Header Ads

Inggris Susul Italia Soal Korban Tewas Akibat COVID-19

Inggris telah menyusul Italia untuk melaporkan angka korban tewas resmi tertinggi akibat COVID-19, coronavirus di Eropa dengan lebih dari 32.000 kematian, angka yang dirilis pada hari Selasa menunjukkan.

Angka kematian yang tinggi dapat meningkatkan tekanan politik pada Perdana Menteri Boris Johnson, yang menunggu lebih lama dari para pemimpin Eropa lainnya untuk memerintahkan lockdown untuk mengekang penyebaran virus pada bulan Maret.

Angka mingguan dari kantor statistik nasional Inggris menambahkan lebih dari 7.000 kematian di Inggris dan Wales, meningkatkan total untuk Inggris menjadi 32.313.

Angka tersebut adalah salah satu dari beberapa metode untuk menghitung kematian dan sulit untuk dibandingkan dengan negara-negara lain, tetapi ia menawarkan tanda yang paling jelas bahwa Inggris dapat muncul sebagai negara yang paling terpukul di Eropa, meskipun lebih lambat dari negara lain.

Partai-partai oposisi telah mengajukan pertanyaan tentang keputusan awal Johnson untuk menunda penguncian di saat rumah sakit di Italia sudah penuh akibat infeksi viruscorona.

Mereka juga mengatakan pemerintahnya terlalu lambat untuk melakukan pengujian massal dan menyediakan peralatan pelindung yang cukup untuk rumah sakit.

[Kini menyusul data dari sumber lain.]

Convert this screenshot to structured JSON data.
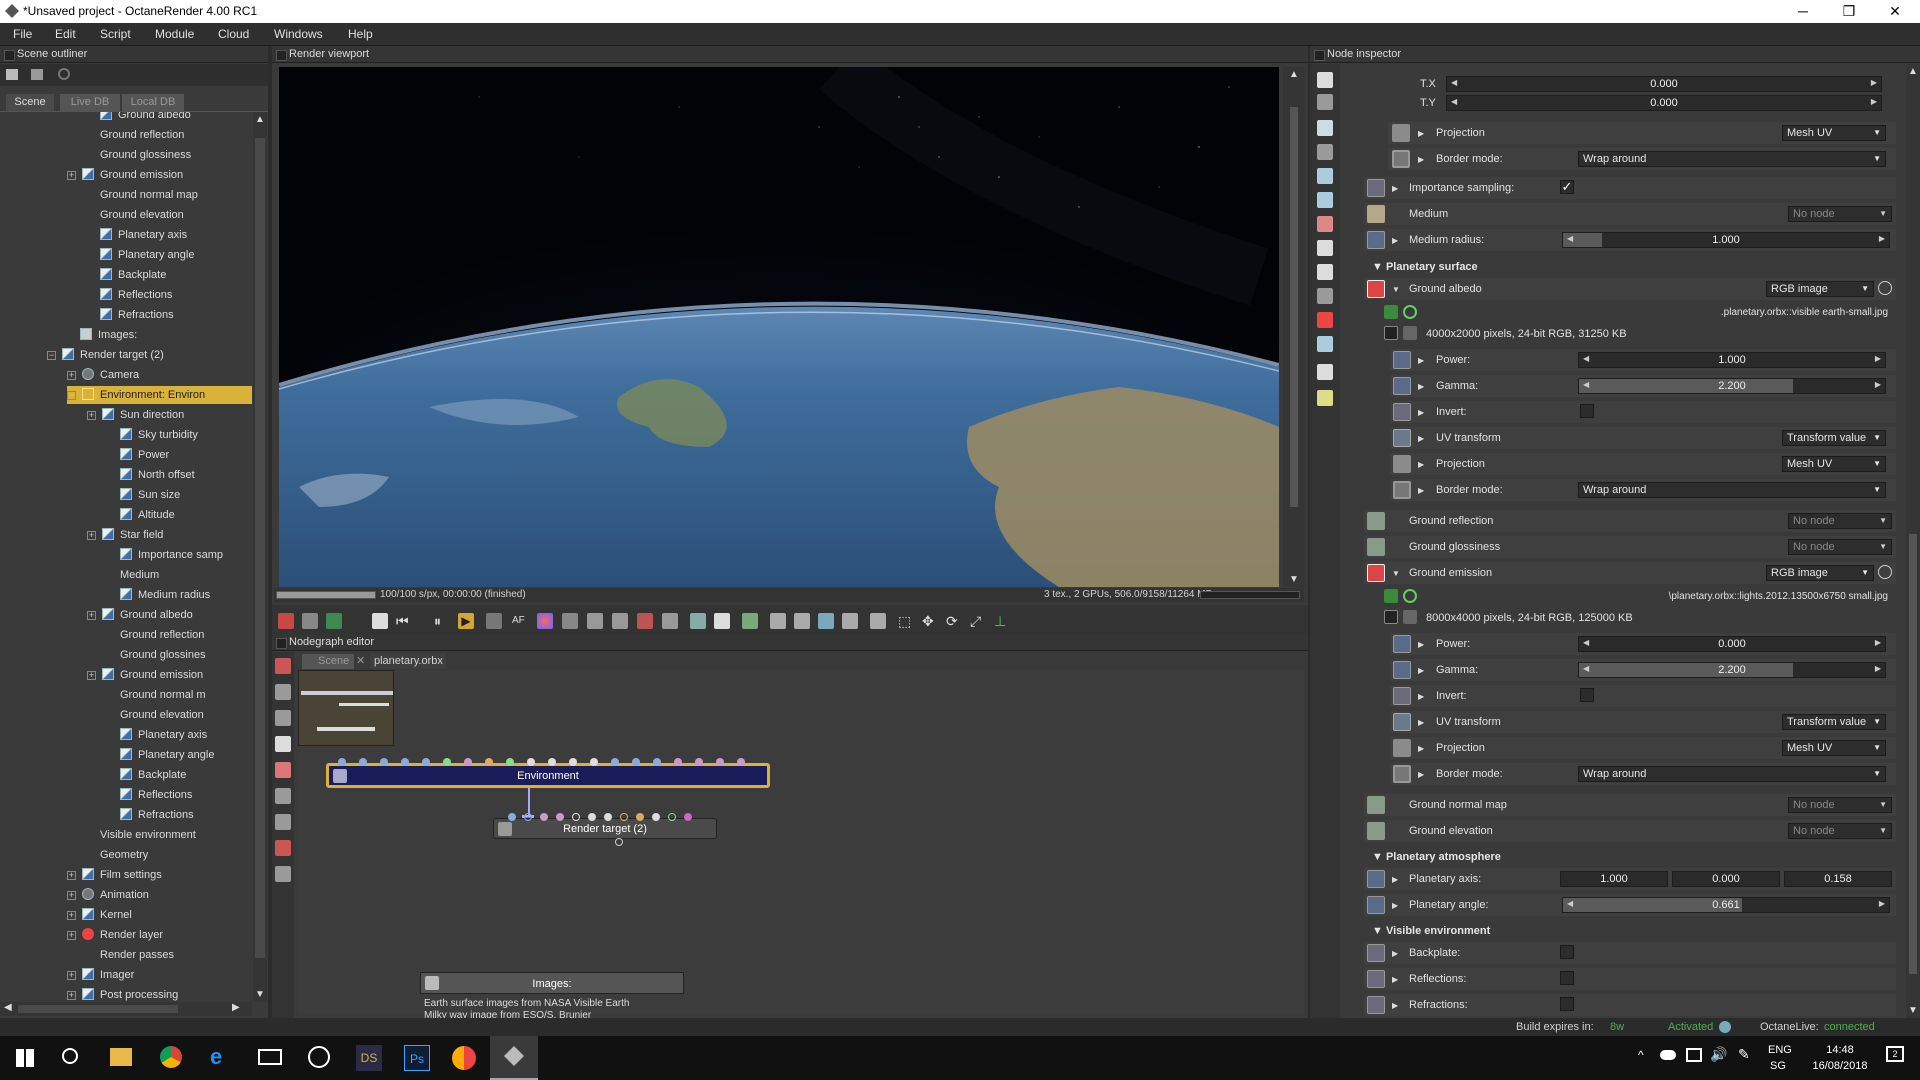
{
  "window": {
    "title": "*Unsaved project - OctaneRender 4.00 RC1"
  },
  "menu": [
    "File",
    "Edit",
    "Script",
    "Module",
    "Cloud",
    "Windows",
    "Help"
  ],
  "outliner": {
    "title": "Scene outliner",
    "tabs": [
      "Scene",
      "Live DB",
      "Local DB"
    ],
    "items": [
      "Ground albedo",
      "Ground reflection",
      "Ground glossiness",
      "Ground emission",
      "Ground normal map",
      "Ground elevation",
      "Planetary axis",
      "Planetary angle",
      "Backplate",
      "Reflections",
      "Refractions",
      "Images:",
      "Render target (2)",
      "Camera",
      "Environment: Environ",
      "Sun direction",
      "Sky turbidity",
      "Power",
      "North offset",
      "Sun size",
      "Altitude",
      "Star field",
      "Importance samp",
      "Medium",
      "Medium radius",
      "Ground albedo",
      "Ground reflection",
      "Ground glossines",
      "Ground emission",
      "Ground normal m",
      "Ground elevation",
      "Planetary axis",
      "Planetary angle",
      "Backplate",
      "Reflections",
      "Refractions",
      "Visible environment",
      "Geometry",
      "Film settings",
      "Animation",
      "Kernel",
      "Render layer",
      "Render passes",
      "Imager",
      "Post processing"
    ]
  },
  "viewport": {
    "title": "Render viewport",
    "progress_text": "100/100 s/px, 00:00:00 (finished)",
    "progress": 1.0,
    "gpu_text": "3 tex., 2 GPUs, 506.0/9158/11264 MB"
  },
  "nodegraph": {
    "title": "Nodegraph editor",
    "tabs": [
      "Scene",
      "planetary.orbx"
    ],
    "env_node": "Environment",
    "rt_node": "Render target (2)",
    "comment_title": "Images:",
    "comment_lines": [
      "Earth surface images from NASA Visible Earth",
      "Milky way image from ESO/S. Brunier"
    ]
  },
  "inspector": {
    "title": "Node inspector",
    "tx_label": "T.X",
    "tx": "0.000",
    "ty_label": "T.Y",
    "ty": "0.000",
    "projection": "Projection",
    "mesh_uv": "Mesh UV",
    "border_mode": "Border mode:",
    "wrap_around": "Wrap around",
    "importance": "Importance sampling:",
    "checkmark": "✓",
    "medium": "Medium",
    "no_node": "No node",
    "medium_radius": "Medium radius:",
    "medium_radius_val": "1.000",
    "planetary_surface": "Planetary surface",
    "ground_albedo": "Ground albedo",
    "rgb_image": "RGB image",
    "albedo_file": ".planetary.orbx::visible earth-small.jpg",
    "albedo_info": "4000x2000 pixels, 24-bit RGB, 31250 KB",
    "power": "Power:",
    "albedo_power": "1.000",
    "gamma": "Gamma:",
    "gamma_val": "2.200",
    "invert": "Invert:",
    "uv_transform": "UV transform",
    "transform_value": "Transform value",
    "ground_reflection": "Ground reflection",
    "ground_glossiness": "Ground glossiness",
    "ground_emission": "Ground emission",
    "emission_file": "\\planetary.orbx::lights.2012.13500x6750 small.jpg",
    "emission_info": "8000x4000 pixels, 24-bit RGB, 125000 KB",
    "emission_power": "0.000",
    "ground_normal": "Ground normal map",
    "ground_elevation": "Ground elevation",
    "planetary_atmosphere": "Planetary atmosphere",
    "planetary_axis": "Planetary axis:",
    "axis_vals": [
      "1.000",
      "0.000",
      "0.158"
    ],
    "planetary_angle": "Planetary angle:",
    "angle_val": "0.661",
    "visible_environment": "Visible environment",
    "backplate": "Backplate:",
    "reflections": "Reflections:",
    "refractions": "Refractions:"
  },
  "status": {
    "build_label": "Build expires in:",
    "build_val": "8w",
    "activated": "Activated",
    "live_label": "OctaneLive:",
    "live_val": "connected"
  },
  "taskbar": {
    "lang": "ENG",
    "region": "SG",
    "time": "14:48",
    "date": "16/08/2018",
    "notif": "2"
  },
  "colors": {
    "accent": "#d9b23a",
    "connected": "#4caf50",
    "node_env": "#1a1d5a"
  }
}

Angka sebenarnya untuk kematian akibat coronavirus mungkin bahkan lebih tinggi. Kantor Statistik Nasional mengatakan 33.593 lebih banyak orang meninggal daripada rata-rata hingga 24 April di Inggris dan Wales, dibandingkan dengan 27.365 kasus di mana coronavirus disebutkan dalam sertifikat kematian.